A unique site for RPG and System i Lovers


Hi, this site will provide all what you need in System i and RPG developments.

My Name is Chamara Withanachchi, System i Expert and RPG Developer. And in the field for last 11 years.

I hope you will find lot of valuable information from this site

rpg.jpg RPG is the mainstay programming language of the IBM System i platform. Originally designed as a query tool, IBM has enhanced the language to become a full-fledged, powerful programming language. An RPG program typically starts off with File Specifications, listing all files being written to, read from or updated, followed by Data Definition Specifications containing program elements such as Data Structures and dimensional arrays, much like a "Working-Storage" section of a COBOL program or var statements in a Pascal program. This is followed by Calculation Specifications, which contain the actual meat of the code. Output Specifications can follow which can be used to determine the layout of other files or reports. Alternatively files, some data structures and reports can be defined externally, mostly eliminating the need to hand code input and output specifications.
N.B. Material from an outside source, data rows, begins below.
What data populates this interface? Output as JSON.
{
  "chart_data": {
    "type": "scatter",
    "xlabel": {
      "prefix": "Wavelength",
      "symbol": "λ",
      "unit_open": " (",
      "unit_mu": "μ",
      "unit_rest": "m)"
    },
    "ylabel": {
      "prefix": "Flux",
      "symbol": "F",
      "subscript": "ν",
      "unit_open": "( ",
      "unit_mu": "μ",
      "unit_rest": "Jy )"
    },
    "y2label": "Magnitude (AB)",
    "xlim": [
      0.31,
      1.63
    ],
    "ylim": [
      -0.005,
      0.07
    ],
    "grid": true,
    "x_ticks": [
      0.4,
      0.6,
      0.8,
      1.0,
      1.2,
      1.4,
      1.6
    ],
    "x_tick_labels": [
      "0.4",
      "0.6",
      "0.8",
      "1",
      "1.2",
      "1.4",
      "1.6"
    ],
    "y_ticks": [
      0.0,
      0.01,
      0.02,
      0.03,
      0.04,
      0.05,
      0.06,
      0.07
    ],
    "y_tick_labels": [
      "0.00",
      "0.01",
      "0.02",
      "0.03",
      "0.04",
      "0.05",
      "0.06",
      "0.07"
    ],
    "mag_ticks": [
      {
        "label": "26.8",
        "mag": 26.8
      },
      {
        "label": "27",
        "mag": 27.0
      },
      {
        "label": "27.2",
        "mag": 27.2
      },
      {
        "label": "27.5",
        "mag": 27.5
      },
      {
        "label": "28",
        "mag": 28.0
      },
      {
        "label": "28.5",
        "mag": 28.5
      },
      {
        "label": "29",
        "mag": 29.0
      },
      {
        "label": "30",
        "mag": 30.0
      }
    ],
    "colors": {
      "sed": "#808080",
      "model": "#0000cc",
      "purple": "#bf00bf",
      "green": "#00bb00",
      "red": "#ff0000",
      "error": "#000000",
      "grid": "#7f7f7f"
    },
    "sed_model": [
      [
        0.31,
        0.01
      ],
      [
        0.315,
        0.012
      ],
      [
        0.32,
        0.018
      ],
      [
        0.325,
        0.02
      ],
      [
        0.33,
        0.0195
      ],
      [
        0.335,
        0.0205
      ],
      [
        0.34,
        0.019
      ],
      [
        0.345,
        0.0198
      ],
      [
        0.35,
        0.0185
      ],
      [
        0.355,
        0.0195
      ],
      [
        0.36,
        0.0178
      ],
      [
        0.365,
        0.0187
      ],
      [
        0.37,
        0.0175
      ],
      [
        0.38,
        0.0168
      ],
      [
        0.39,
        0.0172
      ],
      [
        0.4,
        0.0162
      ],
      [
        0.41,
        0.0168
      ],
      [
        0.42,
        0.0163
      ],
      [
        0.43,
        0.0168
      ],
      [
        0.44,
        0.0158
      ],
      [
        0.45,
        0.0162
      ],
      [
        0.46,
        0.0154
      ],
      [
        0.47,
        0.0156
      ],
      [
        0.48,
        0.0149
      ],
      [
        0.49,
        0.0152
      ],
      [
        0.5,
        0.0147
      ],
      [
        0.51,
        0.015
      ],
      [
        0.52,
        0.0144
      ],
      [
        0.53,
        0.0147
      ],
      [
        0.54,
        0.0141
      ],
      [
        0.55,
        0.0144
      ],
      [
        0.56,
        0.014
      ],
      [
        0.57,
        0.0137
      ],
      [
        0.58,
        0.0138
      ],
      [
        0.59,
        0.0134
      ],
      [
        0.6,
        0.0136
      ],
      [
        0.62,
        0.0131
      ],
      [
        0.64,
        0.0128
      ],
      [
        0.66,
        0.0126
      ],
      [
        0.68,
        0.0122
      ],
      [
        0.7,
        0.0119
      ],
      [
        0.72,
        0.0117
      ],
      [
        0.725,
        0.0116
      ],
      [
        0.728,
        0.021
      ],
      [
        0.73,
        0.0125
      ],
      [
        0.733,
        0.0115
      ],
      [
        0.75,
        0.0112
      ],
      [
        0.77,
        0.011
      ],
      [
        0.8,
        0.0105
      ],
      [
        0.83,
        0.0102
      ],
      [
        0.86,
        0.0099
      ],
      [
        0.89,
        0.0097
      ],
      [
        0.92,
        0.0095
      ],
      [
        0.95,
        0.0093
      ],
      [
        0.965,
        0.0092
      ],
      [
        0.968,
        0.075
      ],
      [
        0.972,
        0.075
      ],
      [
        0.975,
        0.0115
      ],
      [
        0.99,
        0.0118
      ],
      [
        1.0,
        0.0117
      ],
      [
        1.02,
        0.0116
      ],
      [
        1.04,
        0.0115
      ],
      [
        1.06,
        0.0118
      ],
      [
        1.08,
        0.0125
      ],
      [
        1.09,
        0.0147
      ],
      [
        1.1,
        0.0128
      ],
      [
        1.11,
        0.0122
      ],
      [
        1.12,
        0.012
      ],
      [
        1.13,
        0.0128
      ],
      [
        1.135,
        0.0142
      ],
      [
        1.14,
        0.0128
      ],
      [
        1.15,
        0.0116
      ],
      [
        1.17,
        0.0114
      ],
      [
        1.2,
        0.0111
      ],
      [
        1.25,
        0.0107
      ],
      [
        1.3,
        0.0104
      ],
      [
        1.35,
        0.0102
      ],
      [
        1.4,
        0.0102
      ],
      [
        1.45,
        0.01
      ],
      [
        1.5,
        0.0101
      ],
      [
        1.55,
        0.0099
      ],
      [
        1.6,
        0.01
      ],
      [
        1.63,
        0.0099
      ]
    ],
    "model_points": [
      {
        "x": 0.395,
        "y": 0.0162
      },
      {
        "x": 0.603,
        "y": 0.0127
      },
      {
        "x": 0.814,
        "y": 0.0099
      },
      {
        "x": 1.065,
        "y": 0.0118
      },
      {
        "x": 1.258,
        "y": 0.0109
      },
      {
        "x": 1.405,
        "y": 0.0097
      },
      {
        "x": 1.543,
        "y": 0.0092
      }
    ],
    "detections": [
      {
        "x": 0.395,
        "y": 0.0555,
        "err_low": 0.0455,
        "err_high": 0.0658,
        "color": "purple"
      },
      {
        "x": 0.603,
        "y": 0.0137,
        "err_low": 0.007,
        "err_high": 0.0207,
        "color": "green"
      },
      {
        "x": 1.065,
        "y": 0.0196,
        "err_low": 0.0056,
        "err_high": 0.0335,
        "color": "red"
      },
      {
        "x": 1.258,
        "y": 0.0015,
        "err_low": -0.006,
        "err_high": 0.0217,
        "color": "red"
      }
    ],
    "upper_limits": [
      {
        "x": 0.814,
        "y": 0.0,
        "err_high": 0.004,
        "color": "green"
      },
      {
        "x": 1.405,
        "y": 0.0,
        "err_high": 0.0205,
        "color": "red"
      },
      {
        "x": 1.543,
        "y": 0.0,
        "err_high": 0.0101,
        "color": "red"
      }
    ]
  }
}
In the early days of RPG, its major strength was known as the program cycle: every RPG program executes within an implied loop, which can apply the program to every record of a file. At that time each record (individual punch card) would be compared to each line in the program, which would act upon the record, or not, based upon whether that line had an "indicator" turned "on" or "off" — from a set of logical variables numbered 01–99 for user-defined purposes, or other smaller sets based upon record, field, or report processing functions. Alternatively, the cycle can make an interactive program continue to run until explicitly stopped. Today, most RPG programmers avoid using the cycle in favor of controlling the flow of the program with standard looping constructs. The concept of level breaks and matching records is unique to the RPG II language. It was originally developed with card readers in mind. RPG III adds some interesting constructs, but the original RPG language is difficult to beat assuming the developer embraces all of the available constructs and features.